How To Initiate The Installation
The following instructions describe the standard way to begin the installation, especially when you are dual booting a 64-bit variant of Windows 10 with a 32-bit version of Windows. An alternative way is to initiate the installation from within a running Windows version and choose the partition where you want to install Windows 10.
Initially load your BIOS options to boot from a DVD or thumb drive.
After you reach this screen, tap Custom install Windows only (advanced).
Choose the partition tap Next and wait while Windows installs.
Start Installation From A Running Windows Version
Remember that, it only works for Windows 7 or 8/8.1.
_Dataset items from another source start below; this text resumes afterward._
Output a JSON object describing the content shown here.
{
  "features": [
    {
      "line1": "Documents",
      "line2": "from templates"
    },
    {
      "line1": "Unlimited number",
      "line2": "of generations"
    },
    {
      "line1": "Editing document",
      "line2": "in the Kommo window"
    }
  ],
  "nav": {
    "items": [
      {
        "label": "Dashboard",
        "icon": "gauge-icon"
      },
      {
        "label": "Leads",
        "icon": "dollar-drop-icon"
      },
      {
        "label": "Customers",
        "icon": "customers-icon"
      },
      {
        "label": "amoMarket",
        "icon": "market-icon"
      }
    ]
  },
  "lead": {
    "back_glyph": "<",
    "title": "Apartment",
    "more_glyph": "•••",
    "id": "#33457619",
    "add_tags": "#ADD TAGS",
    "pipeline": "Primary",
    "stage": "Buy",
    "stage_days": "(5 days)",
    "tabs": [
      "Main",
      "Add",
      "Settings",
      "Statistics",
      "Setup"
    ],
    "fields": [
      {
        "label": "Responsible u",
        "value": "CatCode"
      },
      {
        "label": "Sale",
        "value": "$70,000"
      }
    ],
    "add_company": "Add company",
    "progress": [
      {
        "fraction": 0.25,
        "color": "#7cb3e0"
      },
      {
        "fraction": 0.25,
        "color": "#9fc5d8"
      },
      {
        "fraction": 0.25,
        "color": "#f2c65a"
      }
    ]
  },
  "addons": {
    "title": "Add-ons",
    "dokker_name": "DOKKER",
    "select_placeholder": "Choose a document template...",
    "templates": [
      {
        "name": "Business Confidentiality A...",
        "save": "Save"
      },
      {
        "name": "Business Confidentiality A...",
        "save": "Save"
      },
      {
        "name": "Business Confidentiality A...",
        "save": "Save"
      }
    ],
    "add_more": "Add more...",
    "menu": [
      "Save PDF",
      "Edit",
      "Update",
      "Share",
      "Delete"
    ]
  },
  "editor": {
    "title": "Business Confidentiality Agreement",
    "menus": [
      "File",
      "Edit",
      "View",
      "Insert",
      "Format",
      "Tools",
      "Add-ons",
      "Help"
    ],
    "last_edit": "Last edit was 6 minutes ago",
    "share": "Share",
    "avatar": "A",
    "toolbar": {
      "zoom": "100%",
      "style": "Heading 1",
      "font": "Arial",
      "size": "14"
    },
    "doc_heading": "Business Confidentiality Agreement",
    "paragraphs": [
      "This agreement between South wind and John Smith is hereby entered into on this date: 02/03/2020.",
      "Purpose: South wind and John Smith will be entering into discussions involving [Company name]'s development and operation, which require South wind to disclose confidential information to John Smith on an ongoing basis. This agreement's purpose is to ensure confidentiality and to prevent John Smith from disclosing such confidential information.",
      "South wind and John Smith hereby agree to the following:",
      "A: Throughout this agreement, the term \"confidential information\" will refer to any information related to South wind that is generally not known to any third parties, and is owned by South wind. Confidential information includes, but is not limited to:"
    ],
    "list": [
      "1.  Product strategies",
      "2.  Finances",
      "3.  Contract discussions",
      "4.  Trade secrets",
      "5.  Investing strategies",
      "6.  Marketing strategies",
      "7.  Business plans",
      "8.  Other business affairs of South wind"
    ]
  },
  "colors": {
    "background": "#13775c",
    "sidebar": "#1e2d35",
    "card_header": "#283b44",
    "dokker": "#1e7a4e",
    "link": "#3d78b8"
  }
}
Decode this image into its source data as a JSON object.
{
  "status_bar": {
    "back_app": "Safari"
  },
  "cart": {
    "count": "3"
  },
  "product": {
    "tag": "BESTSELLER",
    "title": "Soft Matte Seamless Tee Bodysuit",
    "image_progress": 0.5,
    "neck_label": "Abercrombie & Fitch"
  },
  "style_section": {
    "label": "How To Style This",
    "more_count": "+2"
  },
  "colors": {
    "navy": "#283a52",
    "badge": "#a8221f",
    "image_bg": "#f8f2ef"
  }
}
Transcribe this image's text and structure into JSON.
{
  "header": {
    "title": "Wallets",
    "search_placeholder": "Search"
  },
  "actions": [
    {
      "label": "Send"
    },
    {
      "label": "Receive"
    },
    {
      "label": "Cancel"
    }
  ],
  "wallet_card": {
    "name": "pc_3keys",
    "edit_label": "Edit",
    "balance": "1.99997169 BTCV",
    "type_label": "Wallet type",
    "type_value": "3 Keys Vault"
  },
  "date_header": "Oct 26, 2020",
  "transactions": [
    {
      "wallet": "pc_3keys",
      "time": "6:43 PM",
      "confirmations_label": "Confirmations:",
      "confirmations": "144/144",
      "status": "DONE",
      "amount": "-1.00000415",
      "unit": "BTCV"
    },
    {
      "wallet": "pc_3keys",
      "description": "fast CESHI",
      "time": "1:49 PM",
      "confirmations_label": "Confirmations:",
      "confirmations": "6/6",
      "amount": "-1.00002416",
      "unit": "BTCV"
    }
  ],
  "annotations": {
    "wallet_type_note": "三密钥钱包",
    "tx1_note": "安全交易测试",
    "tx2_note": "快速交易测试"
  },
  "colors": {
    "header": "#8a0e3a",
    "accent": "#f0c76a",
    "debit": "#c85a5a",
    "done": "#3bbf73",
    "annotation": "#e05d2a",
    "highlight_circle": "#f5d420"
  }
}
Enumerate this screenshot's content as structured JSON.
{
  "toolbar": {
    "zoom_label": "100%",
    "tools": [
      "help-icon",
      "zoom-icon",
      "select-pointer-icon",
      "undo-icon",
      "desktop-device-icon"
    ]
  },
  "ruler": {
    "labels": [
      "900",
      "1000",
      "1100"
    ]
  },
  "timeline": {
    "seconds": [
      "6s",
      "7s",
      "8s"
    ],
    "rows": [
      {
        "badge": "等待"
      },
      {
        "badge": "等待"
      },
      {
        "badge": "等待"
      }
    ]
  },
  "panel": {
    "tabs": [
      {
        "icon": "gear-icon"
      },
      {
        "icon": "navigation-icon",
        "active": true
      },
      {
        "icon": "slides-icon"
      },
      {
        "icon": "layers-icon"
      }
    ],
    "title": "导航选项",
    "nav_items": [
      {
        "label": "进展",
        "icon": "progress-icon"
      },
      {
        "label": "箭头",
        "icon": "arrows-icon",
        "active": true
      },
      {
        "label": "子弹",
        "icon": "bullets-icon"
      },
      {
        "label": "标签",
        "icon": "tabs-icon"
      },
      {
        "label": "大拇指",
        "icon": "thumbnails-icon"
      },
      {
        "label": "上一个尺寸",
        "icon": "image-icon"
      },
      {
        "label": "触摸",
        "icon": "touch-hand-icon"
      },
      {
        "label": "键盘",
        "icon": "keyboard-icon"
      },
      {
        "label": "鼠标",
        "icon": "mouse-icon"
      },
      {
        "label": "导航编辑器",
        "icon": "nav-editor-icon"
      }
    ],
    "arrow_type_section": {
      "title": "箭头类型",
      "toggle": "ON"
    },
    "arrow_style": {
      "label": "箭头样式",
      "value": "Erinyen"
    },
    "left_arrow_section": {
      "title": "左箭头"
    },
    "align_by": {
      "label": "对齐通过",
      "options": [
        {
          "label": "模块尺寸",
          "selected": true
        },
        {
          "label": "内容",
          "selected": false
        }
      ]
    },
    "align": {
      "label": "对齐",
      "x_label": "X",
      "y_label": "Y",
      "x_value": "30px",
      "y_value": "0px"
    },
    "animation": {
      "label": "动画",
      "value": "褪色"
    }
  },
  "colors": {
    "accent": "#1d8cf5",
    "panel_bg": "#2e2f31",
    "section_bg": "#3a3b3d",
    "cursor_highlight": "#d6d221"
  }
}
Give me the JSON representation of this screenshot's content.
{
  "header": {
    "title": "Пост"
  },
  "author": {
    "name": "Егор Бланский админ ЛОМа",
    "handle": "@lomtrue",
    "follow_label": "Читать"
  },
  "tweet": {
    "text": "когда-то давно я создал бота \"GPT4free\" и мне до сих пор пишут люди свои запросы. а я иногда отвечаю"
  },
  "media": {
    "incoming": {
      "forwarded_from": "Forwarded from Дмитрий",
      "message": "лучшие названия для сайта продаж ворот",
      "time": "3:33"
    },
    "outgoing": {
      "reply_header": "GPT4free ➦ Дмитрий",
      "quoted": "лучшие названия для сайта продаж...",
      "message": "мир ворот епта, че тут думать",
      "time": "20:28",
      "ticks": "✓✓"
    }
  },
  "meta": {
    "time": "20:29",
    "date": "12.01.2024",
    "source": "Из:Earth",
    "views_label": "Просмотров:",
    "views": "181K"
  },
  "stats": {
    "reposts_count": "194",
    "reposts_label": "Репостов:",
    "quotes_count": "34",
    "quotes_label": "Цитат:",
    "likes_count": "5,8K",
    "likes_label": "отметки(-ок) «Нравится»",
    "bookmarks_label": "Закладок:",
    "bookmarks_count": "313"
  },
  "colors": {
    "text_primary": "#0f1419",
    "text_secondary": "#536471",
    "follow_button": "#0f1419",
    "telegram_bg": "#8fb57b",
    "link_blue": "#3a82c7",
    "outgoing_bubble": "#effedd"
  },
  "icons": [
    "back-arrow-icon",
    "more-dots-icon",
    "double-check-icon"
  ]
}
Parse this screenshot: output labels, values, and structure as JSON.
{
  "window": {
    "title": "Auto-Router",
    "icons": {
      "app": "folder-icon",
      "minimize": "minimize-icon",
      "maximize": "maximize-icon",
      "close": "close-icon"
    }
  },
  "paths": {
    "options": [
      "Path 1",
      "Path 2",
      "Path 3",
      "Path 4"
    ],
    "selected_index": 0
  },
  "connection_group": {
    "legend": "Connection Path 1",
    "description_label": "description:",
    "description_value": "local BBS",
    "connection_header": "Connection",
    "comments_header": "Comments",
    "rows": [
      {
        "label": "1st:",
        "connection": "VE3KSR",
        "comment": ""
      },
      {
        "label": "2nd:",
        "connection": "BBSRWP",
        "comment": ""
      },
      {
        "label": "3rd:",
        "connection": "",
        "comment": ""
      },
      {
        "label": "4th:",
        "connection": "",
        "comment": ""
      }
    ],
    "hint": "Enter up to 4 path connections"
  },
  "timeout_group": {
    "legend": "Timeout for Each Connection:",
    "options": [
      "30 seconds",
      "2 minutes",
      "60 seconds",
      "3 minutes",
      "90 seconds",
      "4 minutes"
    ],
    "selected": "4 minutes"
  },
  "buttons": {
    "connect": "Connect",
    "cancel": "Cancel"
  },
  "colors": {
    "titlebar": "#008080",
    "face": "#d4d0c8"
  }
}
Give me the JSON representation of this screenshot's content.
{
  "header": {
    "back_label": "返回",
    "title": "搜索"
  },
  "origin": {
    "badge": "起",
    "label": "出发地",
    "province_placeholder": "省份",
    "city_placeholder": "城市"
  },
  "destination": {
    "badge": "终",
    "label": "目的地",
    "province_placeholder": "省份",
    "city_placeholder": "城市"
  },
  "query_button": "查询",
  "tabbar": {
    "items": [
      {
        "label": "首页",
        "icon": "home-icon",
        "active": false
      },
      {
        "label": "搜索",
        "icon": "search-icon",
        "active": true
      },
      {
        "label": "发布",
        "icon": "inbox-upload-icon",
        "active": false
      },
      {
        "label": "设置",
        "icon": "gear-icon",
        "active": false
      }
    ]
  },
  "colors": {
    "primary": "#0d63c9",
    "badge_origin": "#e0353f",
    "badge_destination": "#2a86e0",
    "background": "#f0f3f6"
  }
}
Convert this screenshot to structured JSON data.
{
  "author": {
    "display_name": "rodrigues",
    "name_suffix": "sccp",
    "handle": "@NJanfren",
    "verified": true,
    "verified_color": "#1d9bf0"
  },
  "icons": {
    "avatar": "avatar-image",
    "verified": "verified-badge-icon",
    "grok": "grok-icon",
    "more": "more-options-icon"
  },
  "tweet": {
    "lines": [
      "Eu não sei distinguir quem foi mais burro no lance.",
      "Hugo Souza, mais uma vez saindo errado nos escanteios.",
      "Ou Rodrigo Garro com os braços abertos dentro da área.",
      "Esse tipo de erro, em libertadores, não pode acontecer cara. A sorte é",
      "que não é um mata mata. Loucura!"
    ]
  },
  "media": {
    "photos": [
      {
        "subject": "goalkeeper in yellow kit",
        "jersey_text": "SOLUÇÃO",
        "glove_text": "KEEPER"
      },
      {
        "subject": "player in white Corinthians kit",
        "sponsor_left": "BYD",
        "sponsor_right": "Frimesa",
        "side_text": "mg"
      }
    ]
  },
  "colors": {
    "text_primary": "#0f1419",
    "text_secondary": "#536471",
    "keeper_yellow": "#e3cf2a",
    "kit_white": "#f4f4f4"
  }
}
If you execute the normal setup routine from within an executing model of Windows, Windows 10 setup doesn’t provide an option to perform a custom install. A quick method for this is to launch this classic setup routine. After putting your Windows 10 installation media, simply browse it:
Head over to the Sources folder.
Then double-tap the Setup.exe file.
There are many files listed with the setup in the name, so don’t forget to choose one with the only setup.
Then move through the installation process.
After you’ve set up Windows 10 on your PC, each time you initiate your PC, you will be given the option to select which OS you want to Start.
That’s all about dual boot Windows 10. If you have any queries and issues related to this guide then let us know in the comments section below.